Democrats will do anything to pass health insurance reform, even, it seems, subvert the constitution. Knowing that they still lack the votes to pass the kickback-filled Senate health reform bill word-for-word, Democrats in the United States House of Representatives have concocted what they think may be a way around having an up-or-down vote on the legislation. Sane individuals would pause and look for a means to start over, or would move on to another issue. Instead, however, these Democrats want to hold a vote accepting the Senate bill without actually voting on the legislation itself. Sadly, President Obama seems content to accept such absurd behavior.
In two separate U.S. Supreme Court cases (here and here) the majority has held that the federal constitution requires a specific process for the passage of legislation; and identical text must pass in each house of Congress prior to going to the president for signature. What has been called the Slaughter solution in press accounts, for Representative Louise Slaughter (D-NY), would deem the Senate bill to be accepted by the House as is without a formal vote on the text of the bill itself. Democrats, in effect, are proposing to use a stunt to pass legislation while being able to claim that they did no such thing. In reality, legislators sworn to uphold the constitution will be remaking one sixth of the U.S. economy through parliamentary gimmickry. Yet, it was precisely this sort of thing that the framers of the United States Constitution opposed.
There are now, and will forever, be disputes over what precisely is allowable or not under the federal constitution. However, rational people on the left and the right generally agree that its provisions offer broad support for personal liberty. For this reason, the first and fourth amendments to the U.S. Constitution are well known. The broad interpretations offered over many years of the fourteenth amendment to said constitution define rather broadly its guarantee of due process of the laws. The amendments to the U.S. Constitution, usually crafted to defend one’s rights against excesses of government power, are not the only portions of the world-renowned ocument safeguarding personal liberty.

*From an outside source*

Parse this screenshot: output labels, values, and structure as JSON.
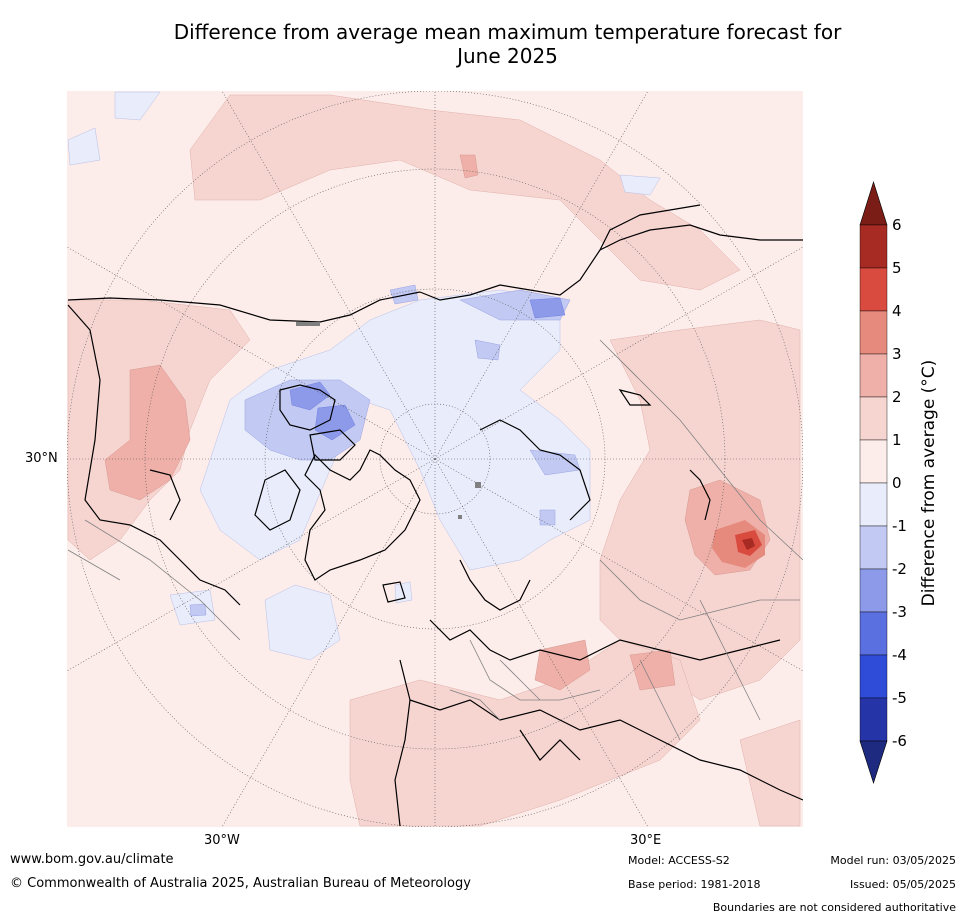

Disputes over due process often arise in instances if criminal law. However, its pertinence applies to the law generally, and the framers of the U.S. Constitution had a precise reason for establishing two legislative chambers to comprise the Congress. Nearly any student of the U.S. political system knows that the two houses of Congress are apportioned differently to prevent any one state from dominating the national government. Inferring though that such is the reason why the Congress is bicameral would be inaccurate. Indeed, James Madison’s Virginia Plan called for a bicameral Congress wherein both chambers were elected on the basis of population. The formation of the United States Senate resulted from a compromise between that Virginia Plan and one offered by William Paterson of New Jersey which would have given each of the thirteen states equal representation regardless of population. The purpose of bicameralism on the federal level was to better secure the liberties of individuals and the states within the Union. To pass health insurance reform through the Slaughter solution, or its proper name, the “self-executing rule” would undermine bicameralism and fundamentally go against the best values of the U.S. political system.
One thing was actually correct in the justly maligned changes proposed to the Texas school curriculum; the government of United States of America is a constitutional republic, not a democracy. While this constitutional republic functions democratically, unbridled democracy can produce the greatest of human tragedies. The pure democracy affirms the interest of the collective over that of the individual in every possible instance. A purely democratic system is one in which the leader can be voted more power without checks on his new authority.
Civil libertarians were correct to criticize the excesses of the previous administration in its efforts to combat terrorism. Yet, there has been little more than silence from them now that the party and president in power are engaged in every activity imaginable to grow the power of the state in another area of public policy. This is particularly disturbing when considering the expanse of the present measure and its lack of any real fiscal constraint. The use of the self-executing rule in the House and budgetary reconciliation together to pass health reform would be the largest single abuse of federal authority since FDR proposed packing the Supreme Court with sycophants in 1937 to further his partisan agenda.
Democrats, to defend their legislative shenanigans, have argued that Republicans have used the budget reconciliation process numerous times in the past. Quality, however, matters more than quantity; adjusting rates of taxation or adding a prescription drug benefit to an existing program is substantively different from overhauling the entire health insurance system. Using reconciliation, as has been proposed, for health care reform would go against the fiscal policy nature of the process. Senator Byrd (D-WV) opposed using reconciliation for the aborted 1993 health reform plan precisely because of its substantive reach beyond short-term fiscal policy, and the constraints on debate imposed by such a process.
The Tea Party movement has been widely criticized. For the record, this author has shown concern over its excesses in the past. Speaker Pelosi in recent weeks suggested that Democrats share some sentiments with the Tea Partiers. Unfortunately, it seems the sentiments shared aren’t those pertaining to personal liberty, but rather those disdaining good governance and blind partisanship.